Dog Food Ingredients that Cause Allergies

Many dog food ingredients have the potential to cause allergies in your dog. Although most dogs can eat commercially prepared dog food with no problem, about 10 percent of American dogs develop allergies to their food, which may require diagnostic tests and a dietary change to completely resolve.

How a Canine Food Allergy Affects Your Dog

The biggest indicator of a canine food allergy may not immediately lead you to believe your pet’s diet is the problem. A food-allergic dog will

  • chew his feet and paws,
  • rub his face,
  • scratch his belly and
  • have an overall dull coat.

Other indications of a canine food allergy can include sneezing, wheezing or digestive symptoms.

Although you may think your dog’s food allergy has developed suddenly, it’s actually taken time for the trigger ingredient in his diet to become a problem for him. If your dog has a food allergy, his body can tolerate only a certain amount of the ingredient before it changes from a harmless part of his food to an allergy trigger.

Once an allergic response has been triggered in your dog’s body, his immune system will begin producing histamine as a defense against the allergen. Histamine is the chemical that causes the physical symptoms of an allergic reaction, including:

  • skin irritation
  • hives
  • tissue swelling
  • anaphylactic shock (in extreme cases)

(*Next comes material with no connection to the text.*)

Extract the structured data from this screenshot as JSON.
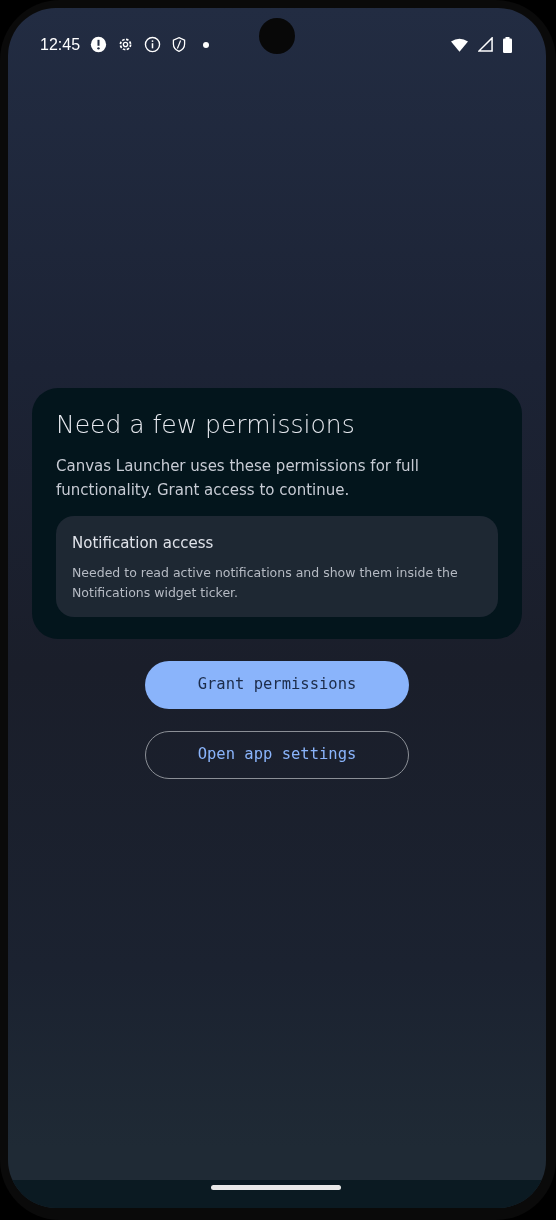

Proteins, Carbohydrates Can Cause Allergies

Both protein and carbohydrates have been identified as potential canine allergens. Proteins that can cause allergies include beef, chicken, fish and eggs, while carbohydrate allergens include corn and wheat.

Since either protein or carbohydrates can cause your dog’s allergies to flare up, your veterinarian will recommend a diet that contains unfamiliar sources of both for your dog’s exclusion diet. This 12-week test will help your veterinarian determine the cause of your dog’s allergies, so it will need to be strictly followed in order to help your dog feel better.

Some potential protein sources for the exclusion diet include:

  • rabbit
  • lamb
  • venison
  • kangaroo

Potential carbohydrate sources can include potatoes, sweet potatoes or rice. Commercially prepared diets are now available for your dog’s exclusion diet test, which is an improvement over the home-cooked diet option that dog owners had to rely on in the past.

During the test period, your dog will need to eat only the exclusion diet and water. If you have a multiple pet home, you will need to feed your dog separately from other pets to prevent him from cleaning your other pets’ plates at mealtime.

Your Dog’s Breed May Influence His Allergy Potential

Although food allergies can affect any breed of dog at any time, some breeds may be more prone to developing food allergies, including

  • bulldogs,
  • golden retrievers,
  • Labrador retrievers,
  • schnauzers or
  • terriers

How to Help Your Food-Allergic Dog

Once the caused of your dog’s food allergy has been identified, he’ll need to avoid that ingredient to prevent future allergy attacks. Most dog owners do this by feeding the exclusion diet as their dog’s new main diet. You cannot supplement your pet’s new diet with any flavored medications, rawhide chews, table scraps or treats because any of these items could trigger a future allergy attack.